L’accesso all’acqua in Africa, e in tutte le parti del mondo dove esiste questa emergenza che causa ogni anno la morte di oltre 840 mila persone costrette a bere e lavarsi con acqua sporca o contaminata, potrebbe essere facilitato grazie all’iniziativa di un italiano, Mauro Gazzelli, che insieme alla moglie Shairin Sihabdeen ha fondato in Svizzera la startup GratzUp. La startup ha messo a punto una tecnologia avanzata, innovativa e sostenibile che verrà sperimentata quest’anno per la prima volta in Rwanda e che garantirà un accesso all’acqua sicura agli alunni di una scuola e ai pazienti di un ospedale, circa 1.000 persone in tutto, grazie ad un accordo col governo rwandese.

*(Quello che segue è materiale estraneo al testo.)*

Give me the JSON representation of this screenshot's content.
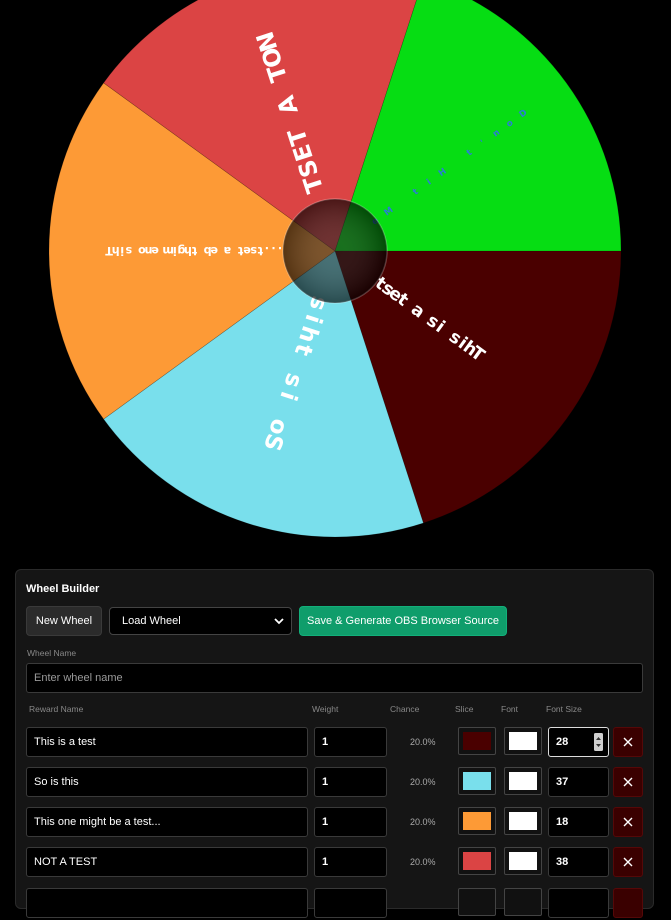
{
  "wheel": {
    "slices": [
      {
        "label": "This is a test",
        "color": "#4a0000",
        "font_color": "#ffffff",
        "font_size": 28
      },
      {
        "label": "So is this",
        "color": "#79dfec",
        "font_color": "#ffffff",
        "font_size": 37
      },
      {
        "label": "This one might be a test...",
        "color": "#fd9a36",
        "font_color": "#ffffff",
        "font_size": 18
      },
      {
        "label": "NOT A TEST",
        "color": "#db4444",
        "font_color": "#ffffff",
        "font_size": 38
      },
      {
        "label": "Don't Hit Me",
        "color": "#06dd13",
        "font_color": "#2b7cd6",
        "font_size": 14
      }
    ]
  },
  "builder": {
    "title": "Wheel Builder",
    "new_wheel_label": "New Wheel",
    "load_wheel_label": "Load Wheel",
    "save_label": "Save & Generate OBS Browser Source",
    "wheel_name_label": "Wheel Name",
    "wheel_name_placeholder": "Enter wheel name",
    "columns": {
      "reward": "Reward Name",
      "weight": "Weight",
      "chance": "Chance",
      "slice": "Slice",
      "font": "Font",
      "font_size": "Font Size"
    },
    "rows": [
      {
        "name": "This is a test",
        "weight": "1",
        "chance": "20.0%",
        "slice_color": "#4a0000",
        "font_color": "#ffffff",
        "font_size": "28"
      },
      {
        "name": "So is this",
        "weight": "1",
        "chance": "20.0%",
        "slice_color": "#79dfec",
        "font_color": "#ffffff",
        "font_size": "37"
      },
      {
        "name": "This one might be a test...",
        "weight": "1",
        "chance": "20.0%",
        "slice_color": "#fd9a36",
        "font_color": "#ffffff",
        "font_size": "18"
      },
      {
        "name": "NOT A TEST",
        "weight": "1",
        "chance": "20.0%",
        "slice_color": "#db4444",
        "font_color": "#ffffff",
        "font_size": "38"
      }
    ]
  }
}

L’impianto, chiamato G Plant, è completamente autonomo e non ha bisogno né di filtri né tantomeno di sostanze chimiche: per sterilizzare l’acqua gli basta utilizzare una fonte di energia pulita e rinnovabile, l’energia solare. L’iniziativa è stata presentata a Milano e nel corso del 2019 sarà un team di biologi dell’Università Cattolica del Sacro Cuore di Piacenza a monitorare i risultati del test pilota in programma, al termine del quale, in caso di successo, è già pronto un piano di installazione su larga scala per il continente africano e non solo (Tanzania, Etiopia, Egitto e Indonesia sarebbero i primi Paesi a beneficiarne). La tecnologia di GratzUp inoltre consente di raggiungere non solo una totale sterilizzazione dell’acqua, ma anche una totale sterilizzazione dei suoi contenitori, gli innovativi “G Bottle” e “G Tank” – firmati dal designer italiano Giulio Iacchetti – e di qualunque oggetto in essi contenuto.

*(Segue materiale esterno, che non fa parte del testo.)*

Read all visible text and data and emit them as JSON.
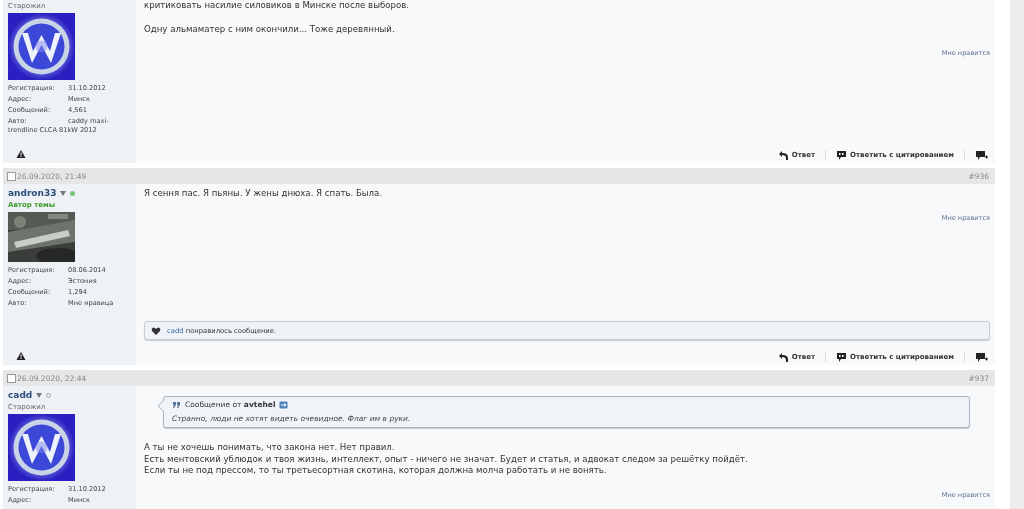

“Abbiamo lavorato sodo – ha commentato il fondatore di GratzUp Mauro Gazzelli – per inseguire quello che all’inizio sembrava un obiettivo a dir poco velleitario e grazie al sostegno dei nostri investitori oggi possiamo affermare di essere molto vicini al nostro obiettivo iniziale: offrire una soluzione concreta che potesse garantire un accesso semplice ed immediato all’acqua sicura ovunque al mondo ve ne fosse necessità”.
“Capita raramente la possibilità – ha aggiunto l’industrial designer Giulio Iacchetti – di progettare qualcosa che concretamente possa essere uno strumento di sopravvivenza, è chiaro che in questi casi, l’adesione al progetto sfugge dai confini di una normale richiesta professionale, per lambire i territori del nostro senso del vivere e di solidarietà verso i nostri simili”.